The way baseball had a dead-ball, live-ball, steroids and, now, post-steroids era, soccer too has lived through stretches in which the way the sport is played has pivoted. From 1930 through 1954 scoring was steadily on the rise. In the time frame since, scoring has become progressively more rare. That second period was caused by, or led to, depending on your perspective, a gradual change in tactics, going from a commonly accepted lineup of four or five dedicated attackers to today's widely used system that prefers to field only one all-out striker.

With the latter approach is in no danger of dying out, some are skeptical of a return to the scoring ways of decades past.
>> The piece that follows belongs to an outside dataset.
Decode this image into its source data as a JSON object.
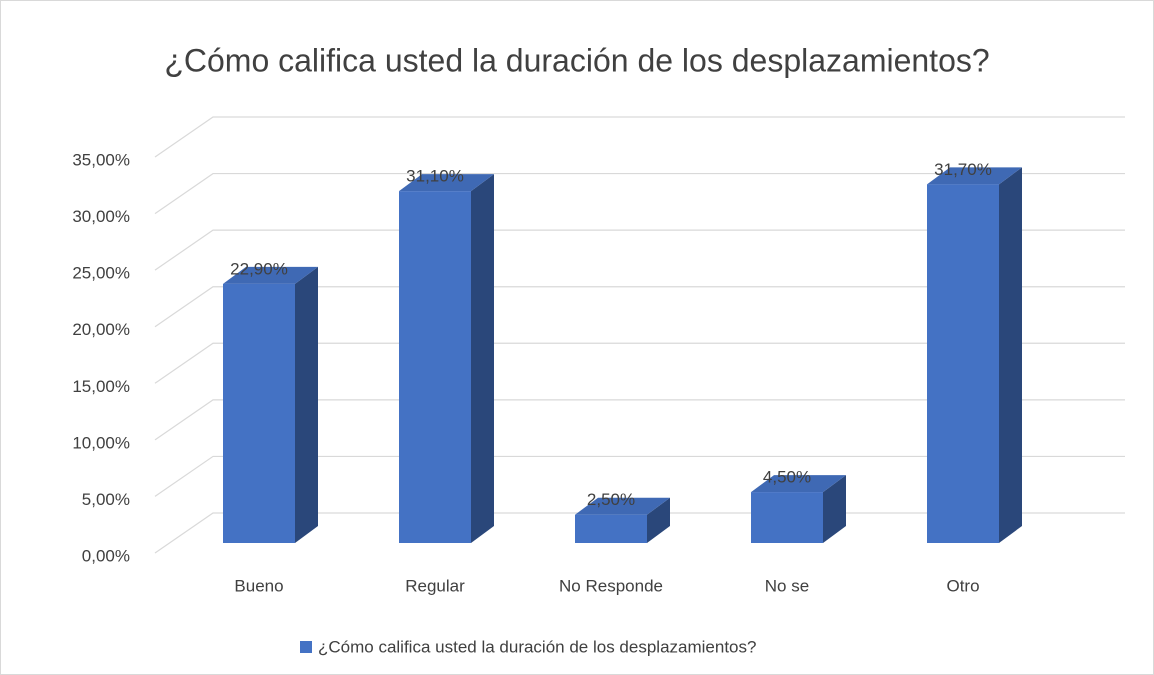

"Most clubs in Europe play in physically demanding leagues and [players] then have to recharge for a tournament they have to play in. You're seeing a lot of strikers getting injured in the last phase of league play," said Ruud Gullit, a two-time World Player of the Year who played in the 1990 World Cup for the Netherlands as a forward. "Soccer has become harder and harder, and is always demanding more energy, which is just making a lot of players very tired."

"I don't see goals going up," Gullit added. "Players are so tired after such a long season. And the skill level has risen, players have become much more athletic, much more powerful and that takes a lot out of them, which can cost them at a World Cup."

If the statistical prediction for an uptick in goals in South Africa does materialize, it isn't yet indicative of a new approach to the sport. There have been upward outliers at the World Cup before (in '70, '78, '82 and '94 scoring crept up slightly, but the overall downward trend persisted). It is, however, an indicator that an overhaul of the way the sport is played is a possibility. The march of goals would have to be sustained over several World Cups to be statistically representative, not to mention noticeable to the naked eye.

For now, if nothing else, it'll be nice to see a few more goals being scored.